The problem is that you are assuming nothing about the underlying relationship between x, y and z, so that P(x|y=1,z=1) could be utterly different from P(x|y=2,z=1) or P(x|y=1,z=2). This is rarely the case. I don't know your application, but suppose if x, y, and z are discretisations of continuous variables into ten bins - then you would expect P(x|y,z) to vary smoothly across x and also to vary smoothly as y and z change. This smoothness is lost if you use a tabular conditional probability. Infer.NET provides lots of other kinds of factor which can be used to represent more specific relationships between x,y and z - for example if x,y and z are discretisation of continuous variables which are linearly related then you can directly represent them as continuous variables and specify arithmetic relationships between them e.g. x = Ay + Bz + C and learn A, B, C - just three parameters instead of 1000.
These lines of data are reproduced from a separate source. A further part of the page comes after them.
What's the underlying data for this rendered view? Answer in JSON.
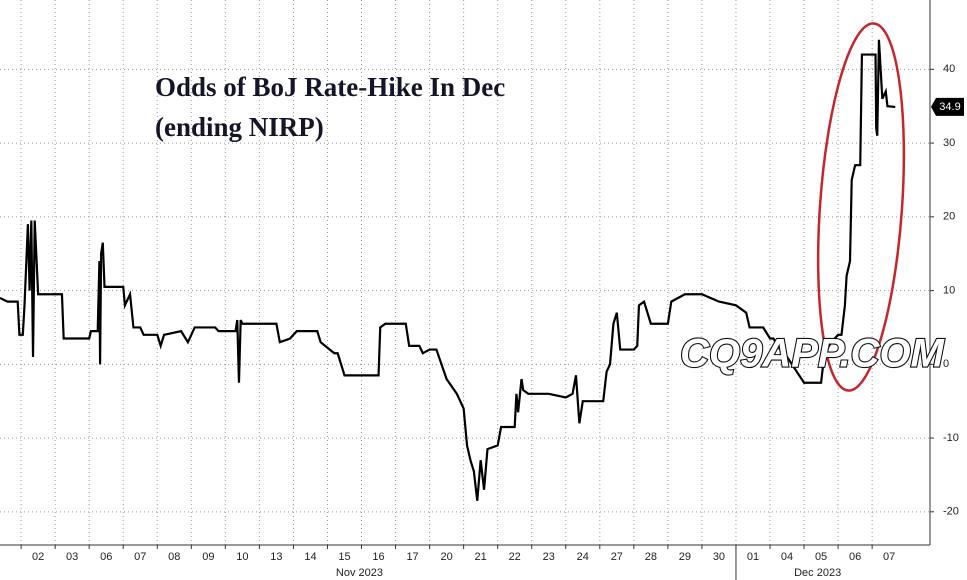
{
  "chart_data": {
    "type": "line",
    "title_lines": [
      "Odds of BoJ Rate-Hike In Dec",
      "(ending NIRP)"
    ],
    "watermark": "CQ9APP.COM",
    "xlim": [
      -1.12,
      26.2
    ],
    "xticks": [
      {
        "value": 0,
        "label": "02"
      },
      {
        "value": 1,
        "label": "03"
      },
      {
        "value": 2,
        "label": "06"
      },
      {
        "value": 3,
        "label": "07"
      },
      {
        "value": 4,
        "label": "08"
      },
      {
        "value": 5,
        "label": "09"
      },
      {
        "value": 6,
        "label": "10"
      },
      {
        "value": 7,
        "label": "13"
      },
      {
        "value": 8,
        "label": "14"
      },
      {
        "value": 9,
        "label": "15"
      },
      {
        "value": 10,
        "label": "16"
      },
      {
        "value": 11,
        "label": "17"
      },
      {
        "value": 12,
        "label": "20"
      },
      {
        "value": 13,
        "label": "21"
      },
      {
        "value": 14,
        "label": "22"
      },
      {
        "value": 15,
        "label": "23"
      },
      {
        "value": 16,
        "label": "24"
      },
      {
        "value": 17,
        "label": "27"
      },
      {
        "value": 18,
        "label": "28"
      },
      {
        "value": 19,
        "label": "29"
      },
      {
        "value": 20,
        "label": "30"
      },
      {
        "value": 21,
        "label": "01"
      },
      {
        "value": 22,
        "label": "04"
      },
      {
        "value": 23,
        "label": "05"
      },
      {
        "value": 24,
        "label": "06"
      },
      {
        "value": 25,
        "label": "07"
      }
    ],
    "month_labels": [
      {
        "value": 9.44,
        "label": "Nov 2023"
      },
      {
        "value": 22.9,
        "label": "Dec 2023"
      }
    ],
    "ylim": [
      -24.5,
      49.4
    ],
    "yticks": [
      -20,
      -10,
      0,
      10,
      20,
      30,
      40
    ],
    "grid": true,
    "color": "#000000",
    "series": [
      {
        "x": [
          -1.12,
          -0.9,
          -0.6,
          -0.55,
          -0.45,
          -0.4,
          -0.3,
          -0.25,
          -0.2,
          -0.15,
          -0.1,
          0.0,
          0.7,
          0.75,
          1.5,
          1.55,
          1.75,
          1.8,
          1.82,
          1.85,
          1.9,
          1.95,
          2.5,
          2.55,
          2.7,
          2.8,
          3.0,
          3.1,
          3.5,
          3.6,
          3.7,
          4.2,
          4.4,
          4.6,
          5.2,
          5.3,
          5.8,
          5.85,
          5.9,
          5.95,
          6.0,
          7.0,
          7.1,
          7.4,
          7.6,
          8.2,
          8.3,
          8.7,
          8.8,
          9.0,
          10.0,
          10.05,
          10.2,
          10.8,
          10.9,
          11.2,
          11.3,
          11.5,
          11.7,
          12.0,
          12.3,
          12.5,
          12.6,
          12.7,
          12.8,
          12.9,
          13.0,
          13.1,
          13.2,
          13.5,
          13.6,
          14.0,
          14.05,
          14.1,
          14.2,
          14.25,
          14.4,
          15.0,
          15.5,
          15.7,
          15.8,
          15.9,
          16.0,
          16.6,
          16.7,
          16.8,
          16.9,
          17.0,
          17.1,
          17.5,
          17.6,
          17.65,
          17.8,
          18.0,
          18.5,
          18.6,
          19.0,
          19.5,
          20.0,
          20.5,
          20.8,
          20.9,
          21.3,
          21.5,
          21.6,
          21.8,
          22.0,
          22.5,
          23.0,
          23.1,
          23.3,
          23.5,
          23.6,
          23.7,
          23.75,
          23.85,
          23.9,
          24.0,
          24.15,
          24.2,
          24.6,
          24.62,
          24.65,
          24.7,
          24.8,
          24.9,
          24.95,
          25.18
        ],
        "values": [
          9,
          8.5,
          8.5,
          4,
          4,
          8,
          19,
          10,
          19.5,
          1,
          19.5,
          9.5,
          9.5,
          3.5,
          3.5,
          4.5,
          4.5,
          14,
          0,
          15,
          16.5,
          10.5,
          10.5,
          8,
          9.5,
          5,
          5,
          4,
          4,
          2.5,
          4,
          4.5,
          3,
          5,
          5,
          4.5,
          4.5,
          6,
          -2.5,
          6,
          5.5,
          5.5,
          3,
          3.5,
          4.5,
          4.5,
          3,
          1.5,
          1.5,
          -1.5,
          -1.5,
          5,
          5.5,
          5.5,
          2.5,
          2.5,
          1.5,
          2,
          2,
          -2,
          -4,
          -6,
          -11,
          -13,
          -14.5,
          -18.5,
          -13,
          -17,
          -11.5,
          -11,
          -8.5,
          -8.5,
          -4,
          -6.5,
          -2,
          -3.5,
          -4,
          -4,
          -4.5,
          -4,
          -1.5,
          -8,
          -5,
          -5,
          -1,
          0,
          5.5,
          7,
          2,
          2,
          2.5,
          8,
          8.5,
          5.5,
          5.5,
          8.5,
          9.5,
          9.5,
          8.5,
          8,
          7,
          5,
          5,
          3.5,
          3.5,
          2,
          1,
          -2.5,
          -2.5,
          1.5,
          3,
          4,
          4,
          8,
          12,
          14,
          25,
          27,
          27,
          42,
          42,
          32,
          31,
          44,
          36,
          37,
          35,
          34.9
        ]
      }
    ]
  }
}
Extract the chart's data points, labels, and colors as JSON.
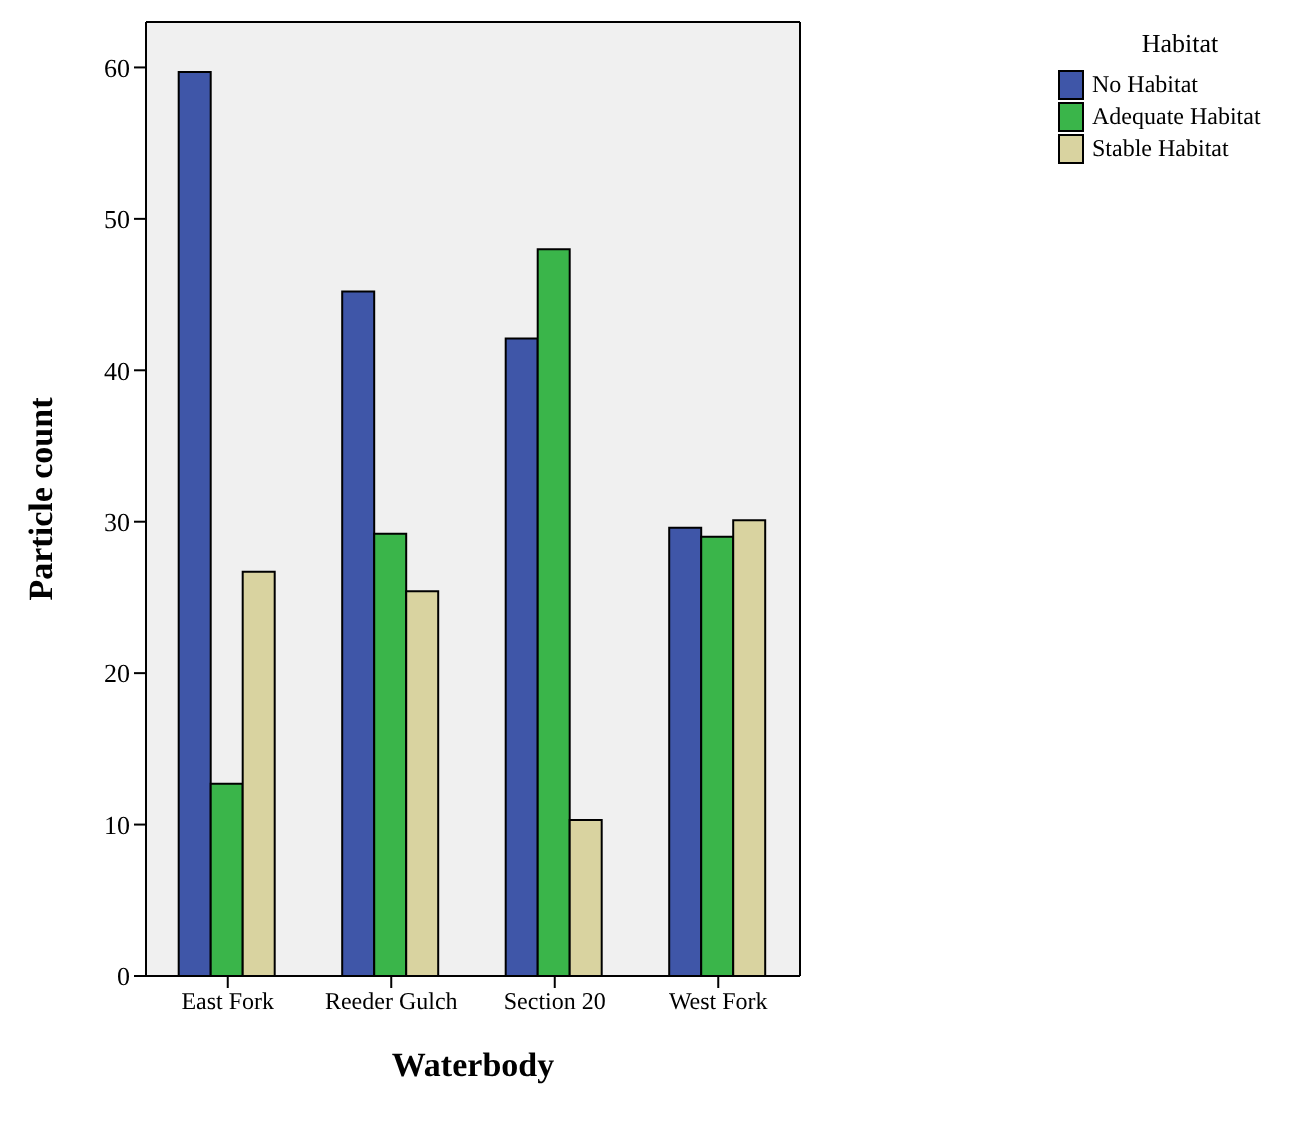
{
  "chart_data": {
    "type": "bar",
    "xlabel": "Waterbody",
    "ylabel": "Particle count",
    "legend_title": "Habitat",
    "legend": "top right",
    "categories": [
      "East Fork",
      "Reeder Gulch",
      "Section 20",
      "West Fork"
    ],
    "series": [
      {
        "name": "No Habitat",
        "color": "#3f56a8",
        "values": [
          59.7,
          45.2,
          42.1,
          29.6
        ]
      },
      {
        "name": "Adequate Habitat",
        "color": "#3ab54a",
        "values": [
          12.7,
          29.2,
          48.0,
          29.0
        ]
      },
      {
        "name": "Stable Habitat",
        "color": "#d9d3a0",
        "values": [
          26.7,
          25.4,
          10.3,
          30.1
        ]
      }
    ],
    "ylim": [
      0,
      63
    ],
    "yticks": [
      0,
      10,
      20,
      30,
      40,
      50,
      60
    ]
  }
}
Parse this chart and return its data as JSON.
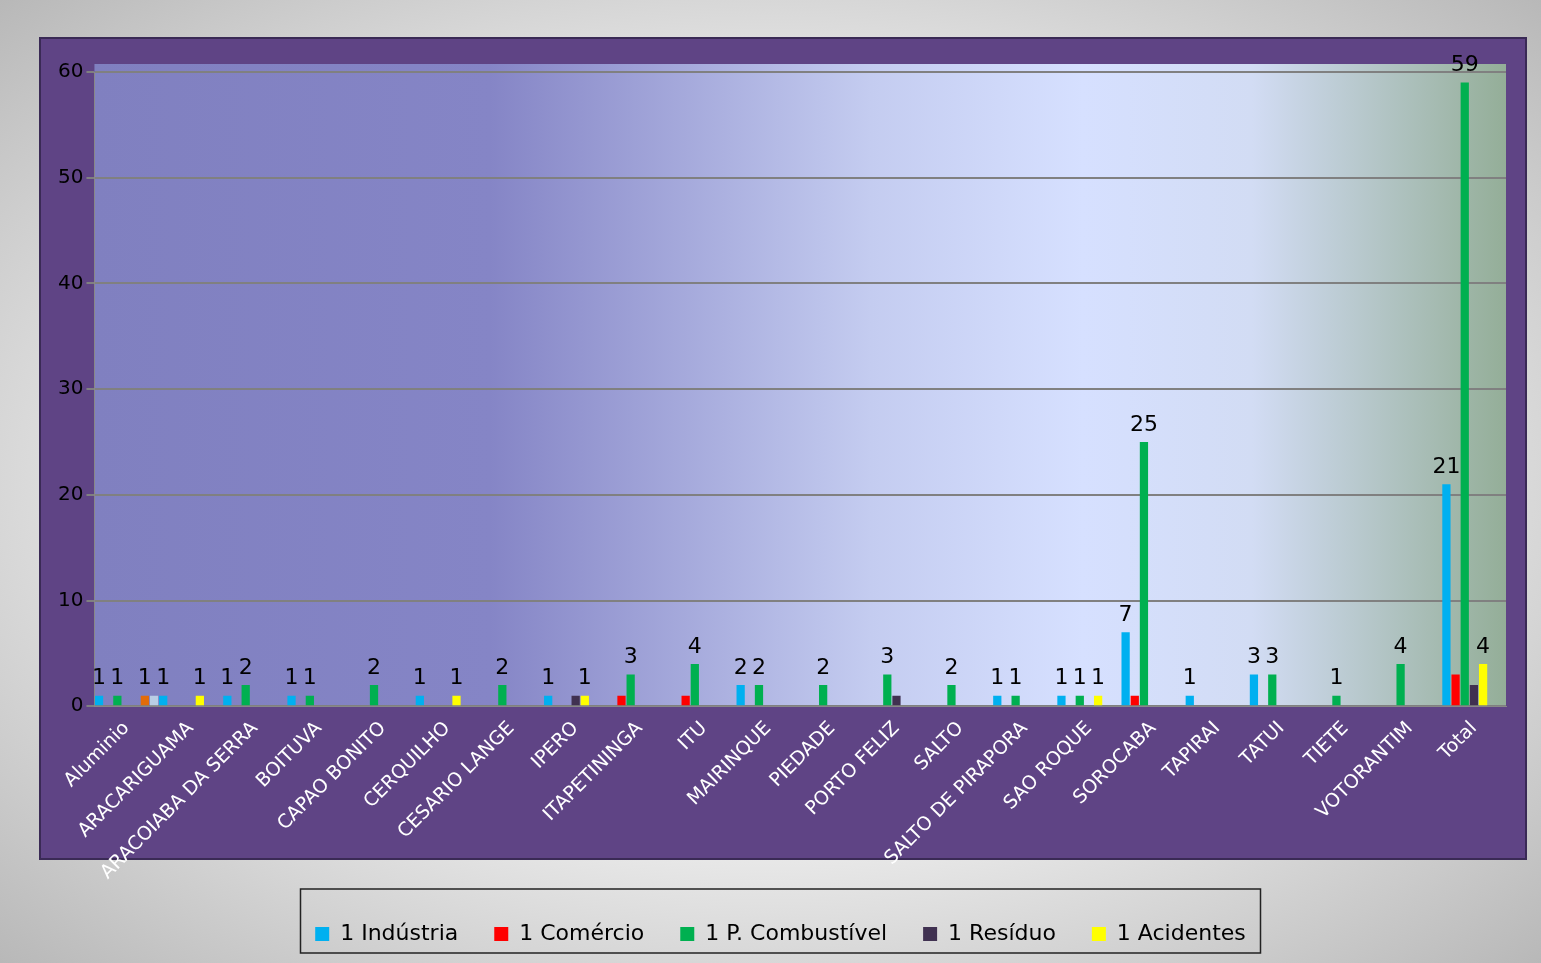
{
  "chart_data": {
    "type": "bar",
    "categories": [
      "Aluminio",
      "ARACARIGUAMA",
      "ARACOIABA DA SERRA",
      "BOITUVA",
      "CAPAO BONITO",
      "CERQUILHO",
      "CESARIO LANGE",
      "IPERO",
      "ITAPETININGA",
      "ITU",
      "MAIRINQUE",
      "PIEDADE",
      "PORTO FELIZ",
      "SALTO",
      "SALTO DE PIRAPORA",
      "SAO ROQUE",
      "SOROCABA",
      "TAPIRAI",
      "TATUI",
      "TIETE",
      "VOTORANTIM",
      "Total"
    ],
    "series": [
      {
        "name": "1 Indústria",
        "color": "#00b0f0",
        "values": [
          1,
          1,
          1,
          1,
          null,
          1,
          null,
          1,
          null,
          null,
          2,
          null,
          null,
          null,
          1,
          1,
          7,
          1,
          3,
          null,
          null,
          21
        ],
        "value_labels": [
          "1",
          "1",
          "1",
          "1",
          null,
          "1",
          null,
          "1",
          null,
          null,
          "2",
          null,
          null,
          null,
          "1",
          "1",
          "7",
          "1",
          "3",
          null,
          null,
          "21"
        ]
      },
      {
        "name": "1 Comércio",
        "color": "#ff0000",
        "values": [
          null,
          null,
          null,
          null,
          null,
          null,
          null,
          null,
          1,
          1,
          null,
          null,
          null,
          null,
          null,
          null,
          1,
          null,
          null,
          null,
          null,
          3
        ]
      },
      {
        "name": "1 P. Combustível",
        "color": "#00b050",
        "values": [
          1,
          null,
          2,
          1,
          2,
          null,
          2,
          null,
          3,
          4,
          2,
          2,
          3,
          2,
          1,
          1,
          25,
          null,
          3,
          1,
          4,
          59
        ],
        "value_labels": [
          "1",
          null,
          "2",
          "1",
          "2",
          null,
          "2",
          null,
          "3",
          "4",
          "2",
          "2",
          "3",
          "2",
          "1",
          "1",
          "25",
          null,
          "3",
          "1",
          "4",
          "59"
        ]
      },
      {
        "name": "1 Resíduo",
        "color": "#403151",
        "values": [
          null,
          null,
          null,
          null,
          null,
          null,
          null,
          1,
          null,
          null,
          null,
          null,
          1,
          null,
          null,
          null,
          null,
          null,
          null,
          null,
          null,
          2
        ]
      },
      {
        "name": "1 Acidentes",
        "color": "#ffff00",
        "values": [
          null,
          1,
          null,
          null,
          null,
          1,
          null,
          1,
          null,
          null,
          null,
          null,
          null,
          null,
          null,
          1,
          null,
          null,
          null,
          null,
          null,
          4
        ],
        "value_labels": [
          null,
          "1",
          null,
          null,
          null,
          "1",
          null,
          "1",
          null,
          null,
          null,
          null,
          null,
          null,
          null,
          "1",
          null,
          null,
          null,
          null,
          null,
          "4"
        ]
      },
      {
        "color": "#e46c0a",
        "values": [
          1,
          null,
          null,
          null,
          null,
          null,
          null,
          null,
          null,
          null,
          null,
          null,
          null,
          null,
          null,
          null,
          null,
          null,
          null,
          null,
          null,
          null
        ],
        "value_labels": [
          "1",
          null,
          null,
          null,
          null,
          null,
          null,
          null,
          null,
          null,
          null,
          null,
          null,
          null,
          null,
          null,
          null,
          null,
          null,
          null,
          null,
          null
        ]
      },
      {
        "color": "#b9cde5",
        "values": [
          1,
          null,
          null,
          null,
          null,
          null,
          null,
          null,
          null,
          null,
          null,
          null,
          null,
          null,
          null,
          null,
          null,
          null,
          null,
          null,
          null,
          null
        ]
      }
    ],
    "ylim": [
      0,
      60
    ],
    "yticks": [
      0,
      10,
      20,
      30,
      40,
      50,
      60
    ],
    "grid": "y",
    "legend": "bottom"
  }
}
I hope this makes sense and explains why we have many other kinds of relationships available in Infer.NET as well as conditional probability tables.
Best,
John W.
- Marked As Answer by Microsoft ResearchOwner Friday, June 03, 2011 5:13 PM
-
Friday, June 03, 2011 5:13 PMOwner
freddycct replied on 08-12-2009 6:48 AM
Thanks for all the replies. I exaggerated abit on the problem. The conditional table i have is P(x | y, z) where x and y has 5 states and z has 2 states. So I do have a total of 5x5x2 = 50 parameters which I think is still a hassle to type it. I am still exploring Bayesian networks so I am modeling my application using discrete variables instead of continuous variables.